Le vieil homme, debout, proférait les mots distinctement. Il assurait sa canne devant lui. Ses mains s’y appuyèrent. Il regarda les yeux ronds de la tante. Il se redressait en son habit vert qui tombait de ses hautes épaules jusqu’aux guêtres. Il épousseta son jabot moucheté de tabac. Il releva une tête large, blafarde et fière, entre les flocons de sa chevelure. Au coin de sa narine, la verrue était plus rouge.

― Vous me demandez des comptes, madame, ce me semble… Et sa grosse lèvre inférieure tremblait.

― Praxi-Blassans est le tuteur ; je le représente ici ; je représente mon frère mort ; et je vous demande ce que vous faites de son enfant.

― J’en fais un être libre…

― Un jacobin par l’esprit, c’est-à-dire un homme impie, un homme de sang et de crimes ; et un pauvre hère, par la bourse… Voilà ce que je sais de votre éducation…
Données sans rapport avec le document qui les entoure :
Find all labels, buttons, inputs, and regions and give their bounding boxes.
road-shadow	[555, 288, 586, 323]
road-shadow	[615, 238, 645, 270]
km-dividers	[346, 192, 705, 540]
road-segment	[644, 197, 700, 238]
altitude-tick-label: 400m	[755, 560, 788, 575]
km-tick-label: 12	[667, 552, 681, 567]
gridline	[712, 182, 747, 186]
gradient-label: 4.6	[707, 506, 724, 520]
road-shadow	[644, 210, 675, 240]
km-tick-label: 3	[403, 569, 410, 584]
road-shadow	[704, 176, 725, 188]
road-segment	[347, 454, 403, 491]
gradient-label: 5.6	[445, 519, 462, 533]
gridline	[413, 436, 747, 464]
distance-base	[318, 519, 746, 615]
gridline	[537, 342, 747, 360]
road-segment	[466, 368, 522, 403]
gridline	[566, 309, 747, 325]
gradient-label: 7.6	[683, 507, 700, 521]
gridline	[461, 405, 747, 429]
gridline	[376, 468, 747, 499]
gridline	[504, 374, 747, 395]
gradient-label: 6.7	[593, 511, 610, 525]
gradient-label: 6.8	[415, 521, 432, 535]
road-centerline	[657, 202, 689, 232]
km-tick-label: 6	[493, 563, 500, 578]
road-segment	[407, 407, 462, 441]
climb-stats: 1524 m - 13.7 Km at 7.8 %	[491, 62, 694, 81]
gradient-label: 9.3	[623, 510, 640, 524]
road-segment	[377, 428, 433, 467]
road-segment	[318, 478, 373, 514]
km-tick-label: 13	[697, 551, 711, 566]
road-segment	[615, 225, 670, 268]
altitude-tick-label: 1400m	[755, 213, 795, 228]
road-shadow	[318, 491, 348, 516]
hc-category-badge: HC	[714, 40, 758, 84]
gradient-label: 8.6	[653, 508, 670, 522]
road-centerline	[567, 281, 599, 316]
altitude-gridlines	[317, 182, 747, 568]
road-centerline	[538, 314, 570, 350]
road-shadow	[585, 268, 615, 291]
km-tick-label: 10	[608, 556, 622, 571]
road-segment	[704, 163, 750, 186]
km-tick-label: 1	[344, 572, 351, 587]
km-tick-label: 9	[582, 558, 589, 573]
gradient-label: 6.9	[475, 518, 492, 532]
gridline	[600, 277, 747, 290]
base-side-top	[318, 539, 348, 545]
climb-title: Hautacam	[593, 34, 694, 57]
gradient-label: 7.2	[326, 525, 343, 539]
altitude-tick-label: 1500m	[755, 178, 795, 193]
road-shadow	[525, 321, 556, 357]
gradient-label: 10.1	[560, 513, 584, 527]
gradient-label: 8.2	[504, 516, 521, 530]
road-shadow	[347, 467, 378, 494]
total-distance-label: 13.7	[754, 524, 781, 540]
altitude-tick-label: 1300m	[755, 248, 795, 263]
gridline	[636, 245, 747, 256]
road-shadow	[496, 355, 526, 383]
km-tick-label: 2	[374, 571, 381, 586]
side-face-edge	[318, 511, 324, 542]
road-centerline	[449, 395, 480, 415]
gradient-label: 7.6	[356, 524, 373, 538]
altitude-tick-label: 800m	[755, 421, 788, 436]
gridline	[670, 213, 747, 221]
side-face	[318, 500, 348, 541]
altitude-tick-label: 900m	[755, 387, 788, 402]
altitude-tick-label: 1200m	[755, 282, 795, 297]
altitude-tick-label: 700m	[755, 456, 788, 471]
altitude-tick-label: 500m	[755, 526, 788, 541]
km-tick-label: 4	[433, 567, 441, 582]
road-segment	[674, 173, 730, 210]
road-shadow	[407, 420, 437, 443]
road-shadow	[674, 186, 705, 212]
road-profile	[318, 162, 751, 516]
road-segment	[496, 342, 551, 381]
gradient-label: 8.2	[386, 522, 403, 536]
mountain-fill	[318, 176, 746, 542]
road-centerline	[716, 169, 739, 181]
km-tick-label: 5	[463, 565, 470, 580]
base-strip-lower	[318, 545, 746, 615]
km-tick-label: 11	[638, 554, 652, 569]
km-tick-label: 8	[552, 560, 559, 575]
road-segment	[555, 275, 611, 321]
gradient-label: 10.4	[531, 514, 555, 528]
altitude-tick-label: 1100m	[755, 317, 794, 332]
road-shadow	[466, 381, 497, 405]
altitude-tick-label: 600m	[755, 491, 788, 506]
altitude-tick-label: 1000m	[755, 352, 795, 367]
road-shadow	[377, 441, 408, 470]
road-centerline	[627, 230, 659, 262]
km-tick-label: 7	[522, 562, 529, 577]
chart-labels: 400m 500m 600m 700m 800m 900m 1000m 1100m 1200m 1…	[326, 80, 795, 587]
De sa voix lamentable, elle gémit cela, sans arrêter les caresses dont elle flattait les boucles d’Omer. Même elle rajustait, en la tirant, la petite veste ; elle remontait machinalement, par le pont, la culotte rayée. Interdit, Omer ne bougea point. Le besoin de pleurer l’étouffa. En même temps, il s’enorgueillissait de conquérir cette importance que deux personnes redoutables se disputaient ainsi, pour lui, la haine aux lèvres.

― En effet, ― reprit le parrain, ― vous êtes la tante de l’orphelin : je vous dois de m’expliquer…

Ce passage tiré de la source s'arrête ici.